Une modification du paradigme géopolitique
En 1979, après la chute du régime du Shah, favorable aux Etats-Unis, et après la perte des bases US d’Iran, les Etats-Unis ont eu la possibilité d’installer de nouveaux points d’appui militaires et de nouvelles stations de télécommunications en Turquie. Sans tenir compte du conflit larvé entre la Grèce et la Turquie, qui, pendant longtemps, a constitué un problème préoccupant au sein même de l’OTAN, les Etats-Unis n’ont cessé de plaider en faveur des intérêts de la Turquie. Jusqu’en 1991, année qui a vu la chute du régime soviétique, on pouvait à la rigueur comprendre que les Etats-Unis agissaient de la sorte, car ils avaient besoin, dans le cadre de la Guerre Froide, de ces bases militaires de Turquie, dont le rôle aurait été crucial en cas de conflit direct avec l’URSS. De même, ces bases les ont servis pendant la Guerre du Golfe contre l’Irak de Saddam Hussein.
Du point de vue américain, la fin de la Guerre Froide a signifié la modification du paradigme géopolitique, dans le sens où la ligne de front ne passait plus à travers l’Europe, mais se situait désormais en plein Moyen-Orient. La situation géostratégique a donc changé pour la Turquie aussi. Depuis 1989, elle ne se situe plus à la périphérie des zones d’intérêts américains, mais au centre. Pour les Etats-Unis, la Turquie reste donc un territoire-clef dans le bassin oriental de la Méditerranée et joue de surcroît un rôle tout aussi important dans les opérations américaines dans les Balkans.
Dans les pays arabes et en Israël, on voit les choses de la même façon. L’objectif des Etats-Unis et d’Israël, comme l’écrivent des politologues tels Geoffrey Kemp et Robert Harkavy dans le livre intitulé “Strategic Geography and the Changing Middle East” (1997), la position de la Turquie se trouve considérablement revalorisée sous ce nouveau paradigme géopolitique : elle redevient ce carrefour, ce croisement de voies stratégiques, ce pont territorial concret entre l’Europe et le Moyen-Orient.
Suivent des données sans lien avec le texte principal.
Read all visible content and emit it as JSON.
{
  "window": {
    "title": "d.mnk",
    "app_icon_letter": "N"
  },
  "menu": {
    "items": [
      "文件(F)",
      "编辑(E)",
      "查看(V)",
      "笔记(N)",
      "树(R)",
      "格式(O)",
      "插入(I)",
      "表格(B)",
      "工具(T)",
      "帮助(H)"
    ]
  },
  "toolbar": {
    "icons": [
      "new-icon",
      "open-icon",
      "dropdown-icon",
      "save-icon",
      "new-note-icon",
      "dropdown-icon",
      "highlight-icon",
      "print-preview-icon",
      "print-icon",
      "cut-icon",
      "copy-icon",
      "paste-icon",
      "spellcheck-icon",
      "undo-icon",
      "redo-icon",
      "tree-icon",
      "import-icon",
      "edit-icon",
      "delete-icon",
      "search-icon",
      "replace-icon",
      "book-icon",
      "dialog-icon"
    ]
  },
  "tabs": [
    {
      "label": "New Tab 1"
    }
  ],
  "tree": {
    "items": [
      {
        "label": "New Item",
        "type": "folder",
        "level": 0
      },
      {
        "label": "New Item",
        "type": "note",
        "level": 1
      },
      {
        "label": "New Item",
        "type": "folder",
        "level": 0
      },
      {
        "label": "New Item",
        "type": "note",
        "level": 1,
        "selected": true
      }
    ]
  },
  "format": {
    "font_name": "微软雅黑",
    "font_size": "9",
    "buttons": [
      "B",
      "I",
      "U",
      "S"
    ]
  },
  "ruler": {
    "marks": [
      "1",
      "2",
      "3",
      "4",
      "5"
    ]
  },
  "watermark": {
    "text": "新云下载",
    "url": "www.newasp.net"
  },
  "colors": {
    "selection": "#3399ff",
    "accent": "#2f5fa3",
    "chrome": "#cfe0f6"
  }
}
La Turquie ne pourra assumer le rôle qui lui est dévolu par la géographie, estiment nos deux auteurs (qui se font l’écho des gouvernements Clinton et Bush), que si elle devient membre à part entière de l’UE. Si et seulement si elle adhère à l’UE, disent les avocats de son adhésion, la Turquie sera capable de répondre au défi de l’Islam radical et de rester un Etat séculier et pro-occidental (et donc pro-israélien). C’est exactement l’argument que colportent Schröder et Fischer, entraînant le gouvernement fédéral allemand dans leur sillage.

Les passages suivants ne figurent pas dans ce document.